On Monday, Russian President Vladimir Putin signed a decree for punitive measures against Pyongyang based on a UN Security Council Resolution adopted in December 2016.
The almost 40-page document specifies certain punitive measures that were introduced in 2007, and refers to 11 North Korean individuals, who have been linked with the country’s nuclear program.
The decree will affect cooperation in “nuclear science and technology, air-and-space machine engineering or state-of-the-art industrial technology and methods,” but still allows cooperation in cases unrelated to the country’s nuclear and ballistic missile activities.
Putin has also ordered that sea vessels linked to the nuclear program be stripped of their Russian registration and banned from entering Russian ports, except in emergencies. The bans also cover delivery of new helicopters and ships to North Korea.
Pyongyang has also been slapped with restrictions on “luxury” items, such as carpets and porcelain worth more than $500 and $100, respectively.
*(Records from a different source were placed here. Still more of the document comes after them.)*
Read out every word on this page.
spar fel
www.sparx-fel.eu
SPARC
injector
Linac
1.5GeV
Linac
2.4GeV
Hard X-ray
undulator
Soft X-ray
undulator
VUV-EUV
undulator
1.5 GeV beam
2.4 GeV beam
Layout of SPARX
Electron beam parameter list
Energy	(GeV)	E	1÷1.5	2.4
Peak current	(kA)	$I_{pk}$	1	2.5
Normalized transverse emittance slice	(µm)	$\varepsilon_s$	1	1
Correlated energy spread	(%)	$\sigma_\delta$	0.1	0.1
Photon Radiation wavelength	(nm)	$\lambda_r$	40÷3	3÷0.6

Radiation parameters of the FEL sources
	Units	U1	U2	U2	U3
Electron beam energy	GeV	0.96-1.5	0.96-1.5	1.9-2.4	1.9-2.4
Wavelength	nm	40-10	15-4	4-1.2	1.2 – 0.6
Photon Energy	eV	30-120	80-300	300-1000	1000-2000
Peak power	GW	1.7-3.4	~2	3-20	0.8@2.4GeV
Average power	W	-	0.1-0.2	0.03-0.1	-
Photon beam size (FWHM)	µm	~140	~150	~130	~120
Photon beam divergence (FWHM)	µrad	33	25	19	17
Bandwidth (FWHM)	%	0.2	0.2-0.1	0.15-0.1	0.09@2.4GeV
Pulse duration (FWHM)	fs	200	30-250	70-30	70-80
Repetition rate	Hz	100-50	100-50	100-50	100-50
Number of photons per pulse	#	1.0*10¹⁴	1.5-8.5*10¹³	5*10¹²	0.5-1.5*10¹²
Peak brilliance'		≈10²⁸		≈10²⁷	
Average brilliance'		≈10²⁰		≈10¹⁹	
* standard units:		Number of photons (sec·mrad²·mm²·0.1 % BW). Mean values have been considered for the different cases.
Among other things, North Korea will not be able to use any property in Russia, except diplomatic and consulate facilities.
The North sparked international outrage and tighter UN sanctions last month, when it carried out its sixth nuclear test and most powerful to date.
The most recent UN sanctions, passed in August and September, effectively cut all trade with the country except for humanitarian deliveries and limited quantities of oil.
Russia and China have supported UN sanctions against Pyongyang over its nuclear and missile programs, but warned that the restrictions should not affect ordinary people.
Pyongyang has, however, condemned the global sanctions, saying the restrictions will not affect its military program, which it describes as a deterrent against foreign aggression.
Also on Monday, the EU also adopted a new range of sanctions against Pyongyang.
During a meeting in Luxembourg, EU foreign ministers signed off a new package of measures, including a ban on investments in North Korea and on EU exports of oil to Pyongyang.
They also tightened the restrictions on North Korean workers in the EU to avoid the flow of money to North Korea, where it could be used to fund the disputed weapons programs.
The bloc said the new steps were taken in view of the “persistent threat to international peace and stability” posed by the government of North Korean leader Kim Jong-un.